True to nanoengineering form, the team is rethinking the entire process, starting with source materials.
“We’re looking at agricultural waste as a raw material source,” said Bruns. By using runoff from vegetable washing or ash from burned plant matter, these new and improved plastics would biodegrade into elements like nitrogen, phosphorus, potassium and sulfur that already have value in the soil, releasing minimal carbon dioxide. The solution is cost-efficient, to boot.
“We know how to make high-performance plastics, but they’re too expensive to scale,” said Bruns. “Our goal is to make eco-friendly plastics that are as strong, tough and flexible as petroleum plastics.”
This research is still in its early stages, and collaboration has been key. To test biodegradability and soil impact, Bruns partnered with ecology professor Merritt R. Turetsky, director of arctic security. This cross-disciplinary work — melding nanotechnology, materials science and environmental biology — has already yielded promising early results.
“I’m excited about the collaboration,” said Bruns. “I think this problem requires many perspectives. Nobody can solve it alone, so working together across fields is really energizing.”
The team’s goal for the 18-month grant period is to develop at least one material that not only holds up in everyday use, but also demonstrably fertilizes soil.
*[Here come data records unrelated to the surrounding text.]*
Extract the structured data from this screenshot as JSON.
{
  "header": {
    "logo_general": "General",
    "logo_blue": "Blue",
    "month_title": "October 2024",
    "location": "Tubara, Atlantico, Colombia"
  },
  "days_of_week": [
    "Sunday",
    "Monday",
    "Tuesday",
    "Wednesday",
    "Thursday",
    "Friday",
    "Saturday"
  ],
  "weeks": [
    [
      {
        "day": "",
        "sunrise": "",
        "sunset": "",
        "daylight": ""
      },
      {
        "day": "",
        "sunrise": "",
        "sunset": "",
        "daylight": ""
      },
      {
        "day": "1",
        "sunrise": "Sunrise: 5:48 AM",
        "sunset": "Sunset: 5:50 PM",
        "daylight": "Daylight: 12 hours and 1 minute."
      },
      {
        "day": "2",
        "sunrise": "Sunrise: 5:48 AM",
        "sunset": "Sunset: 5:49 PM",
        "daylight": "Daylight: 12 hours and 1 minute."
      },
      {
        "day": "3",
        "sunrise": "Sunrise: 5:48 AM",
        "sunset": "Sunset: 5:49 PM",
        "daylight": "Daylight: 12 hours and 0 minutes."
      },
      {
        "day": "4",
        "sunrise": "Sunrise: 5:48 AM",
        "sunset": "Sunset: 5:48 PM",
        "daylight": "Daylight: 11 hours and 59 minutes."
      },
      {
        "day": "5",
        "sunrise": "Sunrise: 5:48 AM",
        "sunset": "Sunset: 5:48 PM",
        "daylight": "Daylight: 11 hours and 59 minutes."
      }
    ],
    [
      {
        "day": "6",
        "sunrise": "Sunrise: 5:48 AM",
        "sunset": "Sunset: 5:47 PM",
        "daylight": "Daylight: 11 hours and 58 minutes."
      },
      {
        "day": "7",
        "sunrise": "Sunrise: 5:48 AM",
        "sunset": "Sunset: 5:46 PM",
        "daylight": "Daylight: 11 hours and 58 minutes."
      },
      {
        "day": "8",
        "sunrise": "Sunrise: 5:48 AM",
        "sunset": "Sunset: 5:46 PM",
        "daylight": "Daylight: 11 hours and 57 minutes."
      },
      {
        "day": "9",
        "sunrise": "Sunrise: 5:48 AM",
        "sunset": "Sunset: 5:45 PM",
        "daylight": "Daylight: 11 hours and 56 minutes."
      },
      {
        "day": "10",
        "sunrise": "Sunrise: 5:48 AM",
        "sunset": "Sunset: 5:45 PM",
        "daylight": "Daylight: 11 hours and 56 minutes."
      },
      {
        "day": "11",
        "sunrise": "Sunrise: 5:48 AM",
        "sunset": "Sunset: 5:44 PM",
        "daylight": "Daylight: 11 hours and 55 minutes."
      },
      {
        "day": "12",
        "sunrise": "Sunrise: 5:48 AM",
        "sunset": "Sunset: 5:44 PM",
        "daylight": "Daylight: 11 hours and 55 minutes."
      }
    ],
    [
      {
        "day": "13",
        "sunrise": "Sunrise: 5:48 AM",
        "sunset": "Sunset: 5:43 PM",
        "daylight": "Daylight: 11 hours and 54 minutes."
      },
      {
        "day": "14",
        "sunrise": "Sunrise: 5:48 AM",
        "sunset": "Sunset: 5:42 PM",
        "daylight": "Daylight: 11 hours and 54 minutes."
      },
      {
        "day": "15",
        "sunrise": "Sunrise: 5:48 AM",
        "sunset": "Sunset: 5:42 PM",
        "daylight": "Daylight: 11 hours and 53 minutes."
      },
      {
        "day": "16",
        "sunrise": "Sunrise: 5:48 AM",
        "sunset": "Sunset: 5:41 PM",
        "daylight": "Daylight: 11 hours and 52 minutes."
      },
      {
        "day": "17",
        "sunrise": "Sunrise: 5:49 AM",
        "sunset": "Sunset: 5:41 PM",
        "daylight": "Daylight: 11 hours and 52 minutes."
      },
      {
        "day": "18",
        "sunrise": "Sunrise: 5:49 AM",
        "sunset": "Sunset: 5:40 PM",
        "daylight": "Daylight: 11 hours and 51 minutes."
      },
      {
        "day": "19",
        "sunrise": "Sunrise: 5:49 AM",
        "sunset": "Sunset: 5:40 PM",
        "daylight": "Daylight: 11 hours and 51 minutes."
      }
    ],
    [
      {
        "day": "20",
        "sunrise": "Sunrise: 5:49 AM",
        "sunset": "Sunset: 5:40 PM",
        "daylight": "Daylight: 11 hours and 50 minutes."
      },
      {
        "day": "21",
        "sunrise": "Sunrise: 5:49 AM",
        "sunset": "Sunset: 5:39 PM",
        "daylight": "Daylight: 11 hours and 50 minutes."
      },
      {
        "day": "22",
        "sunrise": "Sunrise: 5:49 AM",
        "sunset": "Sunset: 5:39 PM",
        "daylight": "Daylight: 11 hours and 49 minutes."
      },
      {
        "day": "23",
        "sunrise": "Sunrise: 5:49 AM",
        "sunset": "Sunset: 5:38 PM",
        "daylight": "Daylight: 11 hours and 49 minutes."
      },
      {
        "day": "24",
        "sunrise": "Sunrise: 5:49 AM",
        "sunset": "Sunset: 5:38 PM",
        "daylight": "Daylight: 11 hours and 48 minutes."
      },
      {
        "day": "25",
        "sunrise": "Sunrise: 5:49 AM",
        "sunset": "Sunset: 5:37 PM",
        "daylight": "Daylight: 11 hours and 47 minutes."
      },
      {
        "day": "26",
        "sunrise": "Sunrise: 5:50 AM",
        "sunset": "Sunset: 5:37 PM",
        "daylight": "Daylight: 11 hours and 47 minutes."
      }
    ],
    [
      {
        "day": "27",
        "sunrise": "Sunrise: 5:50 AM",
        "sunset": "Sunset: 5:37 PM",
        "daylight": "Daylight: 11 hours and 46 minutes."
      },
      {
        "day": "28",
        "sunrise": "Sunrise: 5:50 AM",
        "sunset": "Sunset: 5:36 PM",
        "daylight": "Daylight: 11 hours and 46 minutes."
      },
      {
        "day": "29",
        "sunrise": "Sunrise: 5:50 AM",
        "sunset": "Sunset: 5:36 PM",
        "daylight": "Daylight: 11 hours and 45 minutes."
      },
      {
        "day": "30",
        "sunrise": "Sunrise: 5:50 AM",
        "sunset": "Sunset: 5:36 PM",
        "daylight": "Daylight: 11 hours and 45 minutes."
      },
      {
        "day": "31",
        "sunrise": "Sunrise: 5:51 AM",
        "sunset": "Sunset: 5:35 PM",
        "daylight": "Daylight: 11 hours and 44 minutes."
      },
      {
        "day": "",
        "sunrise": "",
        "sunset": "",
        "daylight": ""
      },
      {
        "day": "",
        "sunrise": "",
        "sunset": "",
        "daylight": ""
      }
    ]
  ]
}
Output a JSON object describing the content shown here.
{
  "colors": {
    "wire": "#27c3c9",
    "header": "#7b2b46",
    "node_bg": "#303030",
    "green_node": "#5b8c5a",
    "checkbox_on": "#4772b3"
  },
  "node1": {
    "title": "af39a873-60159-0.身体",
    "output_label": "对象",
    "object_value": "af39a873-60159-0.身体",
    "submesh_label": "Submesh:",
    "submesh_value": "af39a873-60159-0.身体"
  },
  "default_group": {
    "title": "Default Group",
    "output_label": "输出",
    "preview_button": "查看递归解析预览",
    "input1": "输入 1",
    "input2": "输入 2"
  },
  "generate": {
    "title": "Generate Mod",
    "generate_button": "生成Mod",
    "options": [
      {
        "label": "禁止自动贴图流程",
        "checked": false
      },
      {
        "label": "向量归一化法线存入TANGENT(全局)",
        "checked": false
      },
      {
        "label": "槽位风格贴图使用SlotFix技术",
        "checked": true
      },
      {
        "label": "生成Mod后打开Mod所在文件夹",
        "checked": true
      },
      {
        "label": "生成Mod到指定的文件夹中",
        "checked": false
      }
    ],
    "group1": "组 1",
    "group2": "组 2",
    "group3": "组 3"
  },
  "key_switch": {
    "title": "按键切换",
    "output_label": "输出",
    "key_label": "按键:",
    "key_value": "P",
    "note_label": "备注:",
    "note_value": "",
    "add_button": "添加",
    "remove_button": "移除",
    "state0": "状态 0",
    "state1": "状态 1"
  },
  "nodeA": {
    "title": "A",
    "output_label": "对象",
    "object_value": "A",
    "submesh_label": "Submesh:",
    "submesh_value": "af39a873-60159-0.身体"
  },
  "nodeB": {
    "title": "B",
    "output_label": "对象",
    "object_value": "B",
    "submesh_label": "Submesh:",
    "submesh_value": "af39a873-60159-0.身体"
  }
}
If successful, the applications could range from packaging films and plastic bags to plates, utensils and even foams that mimic Styrofoam.
In the long term, Bruns envisions a circular system: after use, the plastic could enter a specialized recycling stream for processing into fertilizer — or, ideally, degrade naturally in a backyard compost heap. Either way, it would close the loop between creation and decomposition, consumption and renewal.
“It’s about finding a better ending for these materials,” he said. “If we can make something useful in life and beneficial in death, that’s a win for both people and the planet.”
Our Shared Future
“My little part today, or this week or this month, is part of a bigger picture,” said Andrew Poppe (Phys’06; PhD’11) a research scientist at the Space Sciences Laboratory at the University of California Berkeley who worked on the Student Dust Counter as both an undergraduate and graduate student.
“Do we want to be the type of society that just wakes up in the morning, goes to work, does the work, comes home, has dinner and repeats? Or do we want to be the type of society that is naturally curious about the world around us, whether that is the smallest things you put under a microscope or the biggest things that you can see through a telescope?”
These research projects are just a glimpse into the scope and scale of innovation taking place around campus. Individually, each has its own trajectory of impact. Together, they create a mosaic of possibilities for our shared future.